A lesionectomy is a surgery during which lesions are removed from the brain. They include scars for a head injury or infection, abnormal blood vessels, hematomas, and tumors.
Lesion causes seizures in some people with epilepsy which cannot be improved with medications. In this situation, the removal of a small rim of the brain tissue around the lesion is also necessary (surgery called corticectomy).
Before surgery, preoperative evaluations will be done including electroencephalography (EEG) and magnetic resonance imaging (MRI) to help locate the lesion and to confirm that the lesions are the source of the seizure.
During the procedure, after the patient is put to sleep with general anesthesia, the surgeon will make an incision in the scalp, remove a piece of bone and pull back a section of the tough membrane which covers the brain, called the dura.

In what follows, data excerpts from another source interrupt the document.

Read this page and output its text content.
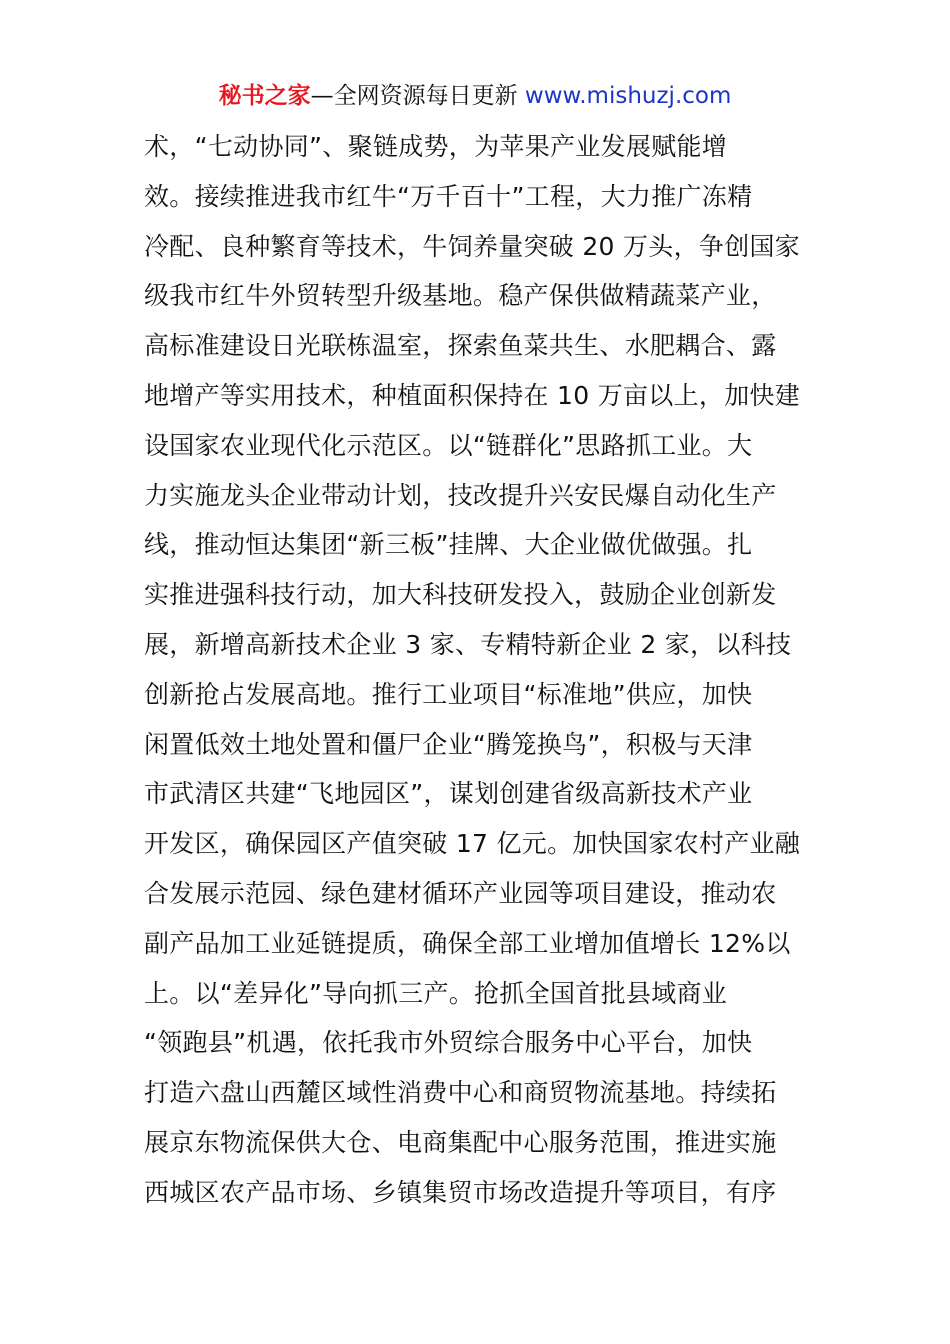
秘书之家—全网资源每日更新 www.mishuzj.com
术，“七动协同”、聚链成势，为苹果产业发展赋能增
效。接续推进我市红牛“万千百十”工程，大力推广冻精
冷配、良种繁育等技术，牛饲养量突破 20 万头，争创国家
级我市红牛外贸转型升级基地。稳产保供做精蔬菜产业，
高标准建设日光联栋温室，探索鱼菜共生、水肥耦合、露
地增产等实用技术，种植面积保持在 10 万亩以上，加快建
设国家农业现代化示范区。以“链群化”思路抓工业。大
力实施龙头企业带动计划，技改提升兴安民爆自动化生产
线，推动恒达集团“新三板”挂牌、大企业做优做强。扎
实推进强科技行动，加大科技研发投入，鼓励企业创新发
展，新增高新技术企业 3 家、专精特新企业 2 家，以科技
创新抢占发展高地。推行工业项目“标准地”供应，加快
闲置低效土地处置和僵尸企业“腾笼换鸟”，积极与天津
市武清区共建“飞地园区”，谋划创建省级高新技术产业
开发区，确保园区产值突破 17 亿元。加快国家农村产业融
合发展示范园、绿色建材循环产业园等项目建设，推动农
副产品加工业延链提质，确保全部工业增加值增长 12%以
上。以“差异化”导向抓三产。抢抓全国首批县域商业
“领跑县”机遇，依托我市外贸综合服务中心平台，加快
打造六盘山西麓区域性消费中心和商贸物流基地。持续拓
展京东物流保供大仓、电商集配中心服务范围，推进实施
西城区农产品市场、乡镇集贸市场改造提升等项目，有序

Then the surgeon will remove abnormal brain tissue with the use of a microscope to magnify the area. At the end of the surgery, the surgeon will fix back the dura and the bone and close the scalp using stitches or staples.
After surgery, the patient will stay in an intensive care unit for 24 to 48 hours and in a regular hospital room 3 to 4 days. Patients are usually able to return to normal activities in six to eight weeks after surgery.
Most patients continue taking anti-seizure medication but after seizure control is established, medications can be reduced or eliminated.
Lesionectomy is very effective in patients whose seizures are clearly associated with a defined lesion because they usually stop once the lesion is removed.
The side effects of a lesionectomy depend on the location and extent of the lesion, but they generally subside on their own, like:
The risks of a lesionectomy can include failure to relieve seizures, swelling in the brain and damage to healthy brain tissue.